Billy Joe Shaver: one of the most phenomenal shows of this or any other year

House of Blues, Cambridge, Mass., May 25, 2001

By Stuart Munro

CAMBRIDGE, MA. - Billy Joe Shaver seemed to take the stage with a singular purpose. Past shows, at least in these parts, Shaver has shown himself to be somewhat indifferent to promoting whatever he might have released in the recent past, choosing instead to play the tunes expected by the crowd along with whatever other material struck his fancy.

This time, though, the show's entire first set was devoted to playing a good chunk of the songs from the latest, and last, Shaver releas - which is to say, the last on which, sad to say, son Eddy will be heard.

Shaver played the album's lead-off, "Life Is So Sweet," as his opening statement; the bluegrass-flavored "New York City Girl" followed, and then 8 more of the album's 14 tracks, among them a heavy dose of the blues on "Sail of My Soul," a lump-in-the-throat rendition of "Star In My Heart," and finally, the title track, "The Earth Rolls On." Shaver did not do "Blood Is Thicker Than Water," and one doubts that he ever will, since his son is no longer here to sing the duet with him.

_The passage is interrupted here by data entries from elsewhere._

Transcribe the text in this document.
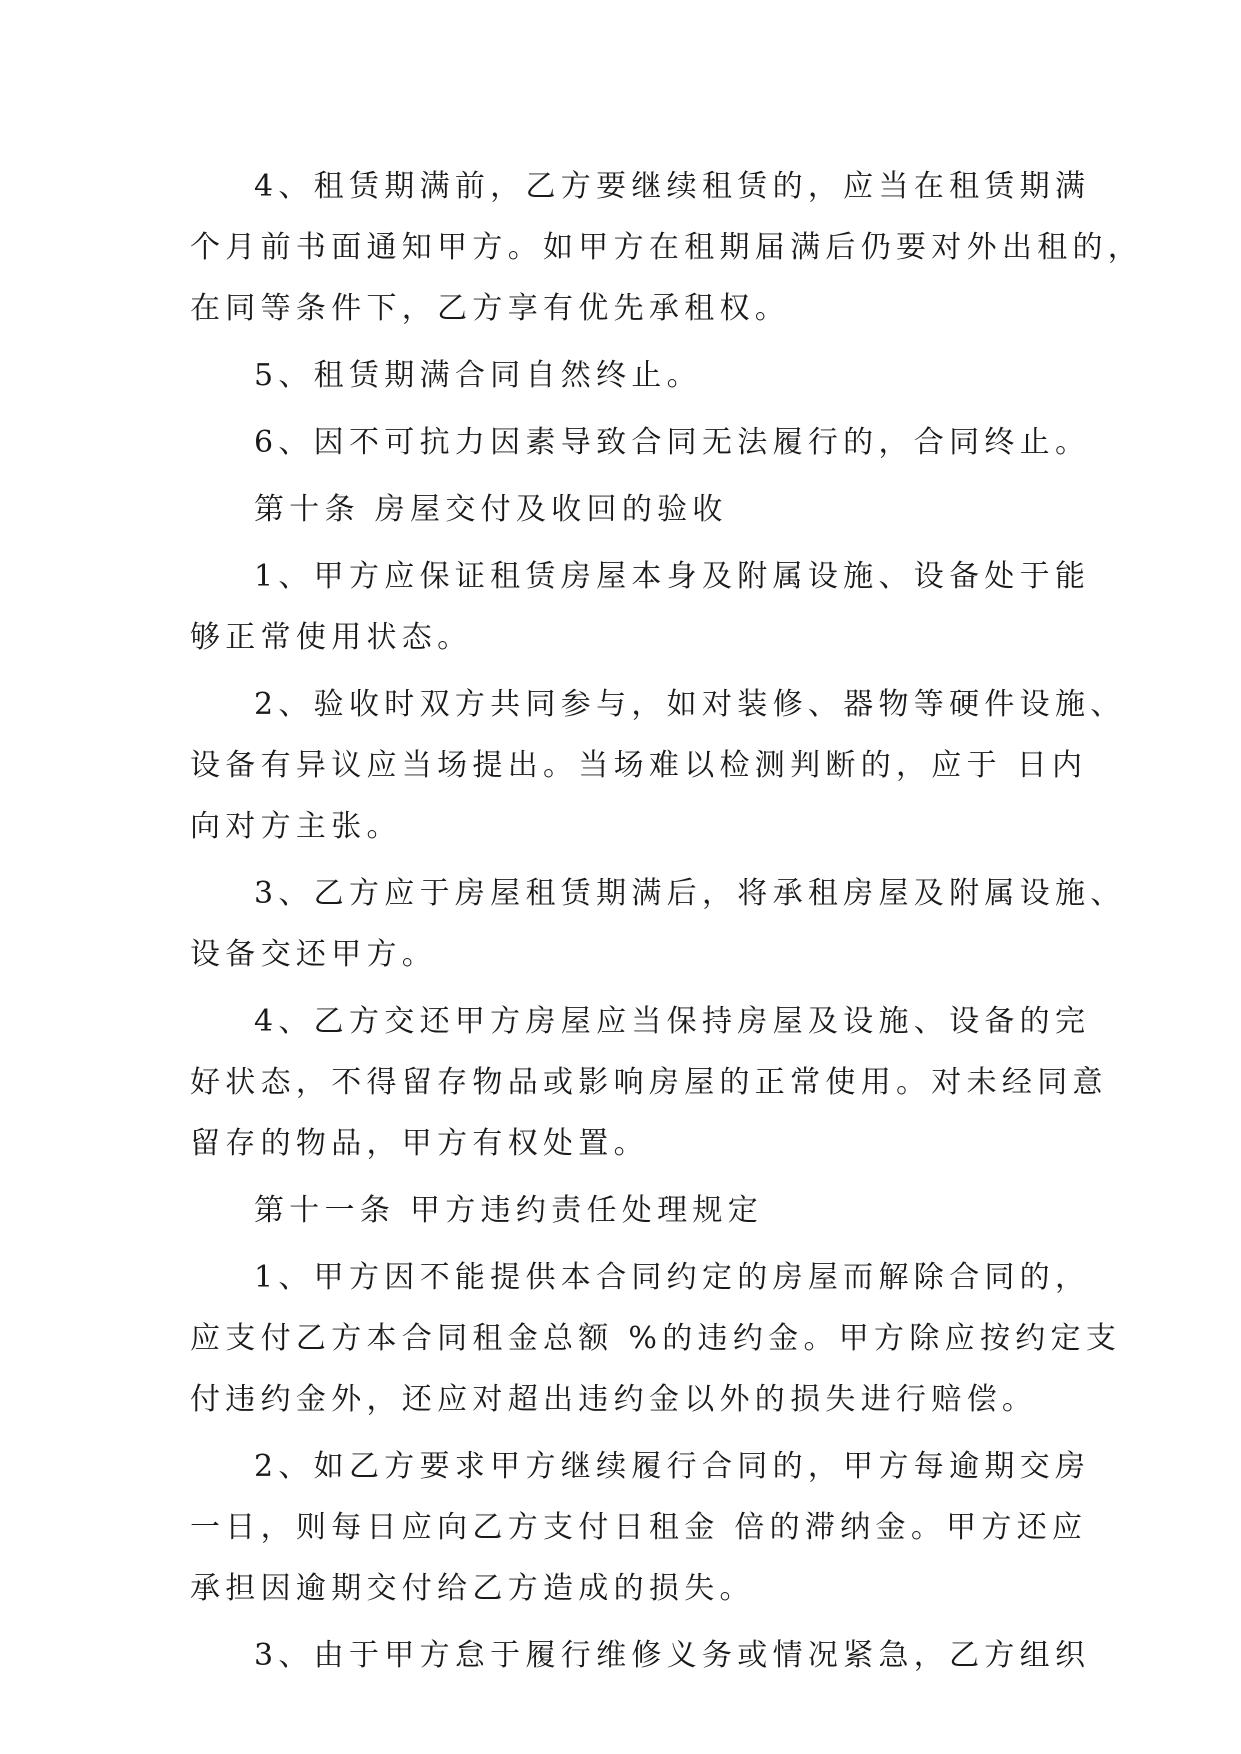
4、租赁期满前，乙方要继续租赁的，应当在租赁期满
个月前书面通知甲方。如甲方在租期届满后仍要对外出租的，
在同等条件下，乙方享有优先承租权。
5、租赁期满合同自然终止。
6、因不可抗力因素导致合同无法履行的，合同终止。
第十条 房屋交付及收回的验收
1、甲方应保证租赁房屋本身及附属设施、设备处于能
够正常使用状态。
2、验收时双方共同参与，如对装修、器物等硬件设施、
设备有异议应当场提出。当场难以检测判断的，应于 日内
向对方主张。
3、乙方应于房屋租赁期满后，将承租房屋及附属设施、
设备交还甲方。
4、乙方交还甲方房屋应当保持房屋及设施、设备的完
好状态，不得留存物品或影响房屋的正常使用。对未经同意
留存的物品，甲方有权处置。
第十一条 甲方违约责任处理规定
1、甲方因不能提供本合同约定的房屋而解除合同的，
应支付乙方本合同租金总额 %的违约金。甲方除应按约定支
付违约金外，还应对超出违约金以外的损失进行赔偿。
2、如乙方要求甲方继续履行合同的，甲方每逾期交房
一日，则每日应向乙方支付日租金 倍的滞纳金。甲方还应
承担因逾期交付给乙方造成的损失。
3、由于甲方怠于履行维修义务或情况紧急，乙方组织
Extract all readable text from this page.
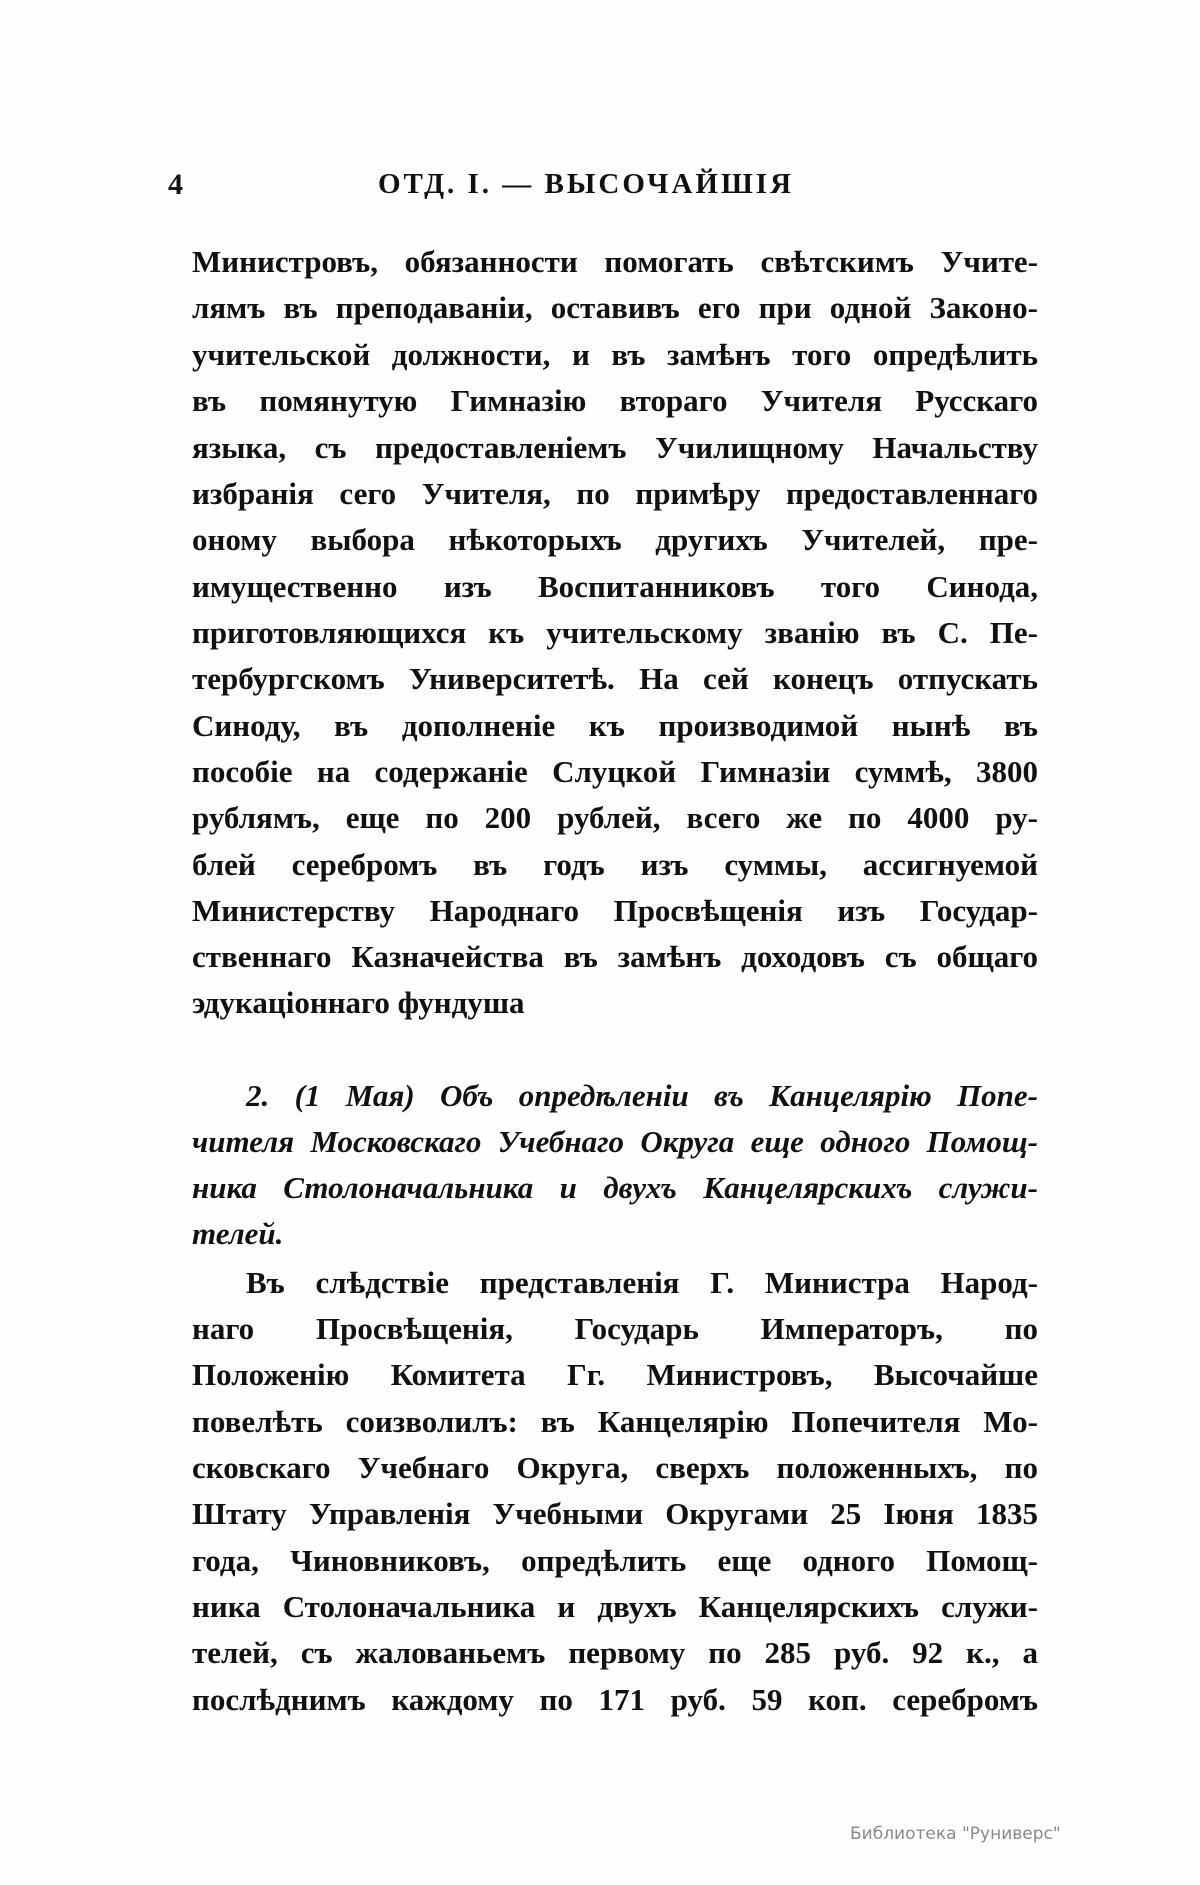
4	ОТД. I. — ВЫСОЧАЙШІЯ
Министровъ, обязанности помогать свѣтскимъ Учите-
лямъ въ преподаваніи, оставивъ его при одной Законо-
учительской должности, и въ замѣнъ того опредѣлить
въ помянутую Гимназію втораго Учителя Русскаго
языка, съ предоставленіемъ Училищному Начальству
избранія сего Учителя, по примѣру предоставленнаго
оному выбора нѣкоторыхъ другихъ Учителей, пре-
имущественно изъ Воспитанниковъ того Синода,
приготовляющихся къ учительскому званію въ С. Пе-
тербургскомъ Университетѣ. На сей конецъ отпускать
Синоду, въ дополненіе къ производимой нынѣ въ
пособіе на содержаніе Слуцкой Гимназіи суммѣ, 3800
рублямъ, еще по 200 рублей, всего же по 4000 ру-
блей серебромъ въ годъ изъ суммы, ассигнуемой
Министерству Народнаго Просвѣщенія изъ Государ-
ственнаго Казначейства въ замѣнъ доходовъ съ общаго
эдукаціоннаго фундуша
2. (1 Мая) Объ опредѣленіи въ Канцелярію Попе-
чителя Московскаго Учебнаго Округа еще одного Помощ-
ника Столоначальника и двухъ Канцелярскихъ служи-
телей.
Въ слѣдствіе представленія Г. Министра Народ-
наго Просвѣщенія, Государь Императоръ, по
Положенію Комитета Гг. Министровъ, Высочайше
повелѣть соизволилъ: въ Канцелярію Попечителя Мо-
сковскаго Учебнаго Округа, сверхъ положенныхъ, по
Штату Управленія Учебными Округами 25 Іюня 1835
года, Чиновниковъ, опредѣлить еще одного Помощ-
ника Столоначальника и двухъ Канцелярскихъ служи-
телей, съ жалованьемъ первому по 285 руб. 92 к., а
послѣднимъ каждому по 171 руб. 59 коп. серебромъ
Библиотека "Руниверс"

Eddy Shaver's place was taken by Joe Ely's guitarist Jesse Taylor, and hearing someone other than Shaver's son playing Shaver songs took some getting used to, but Taylor did bring his own distinctive style to the mix. More impressive still were the multi-instrumental talents of Bob Brown, who played keyboards, mandolin, guitar, harmonica and fiddle as the situation dictated.

The second set was a return to the more typical form of a Shaver show, and it was a generous and varied serving; for an additional 90 minutes or so, the band played fully 25 songs more, and played their hearts out.

A geographical tour on "Heart of Texas," "Oklahoma Wind" and the countrified version of "Georgia On a Fast Train" with some hot fiddling from band member Brown and a jig mid-song from Billy Joe (and with help on the singing and the jigging from local country stalwart John Lincoln Wright, who Shaver had called onstage); acoustic versions of "Good Ol' USA," "When the Fallen Angels Fly" ( a beautiful rendition built on a rolling drum beat) and "Old Five and Dimers Like Me;" Shaver singing "First and Last Time" a cappella, and "I Couldn't Be Me Without You" alone with his guitar; absolutely incendiary renditions of "Thunderbird," "Hottest Thing In Town," (complete with barrelhouse piano work, again from Bob Brown), and "You Can't Beat Jesus Christ," which sequed into "Tramp On Your Street" to bring things to a transcendent close; this show went from one delight to another and seemed without end.

More's the pity, then, that the club was only half-full, and on a Friday night, too; those who were elsewhere missed one of the most phenomenal shows of this or any other year.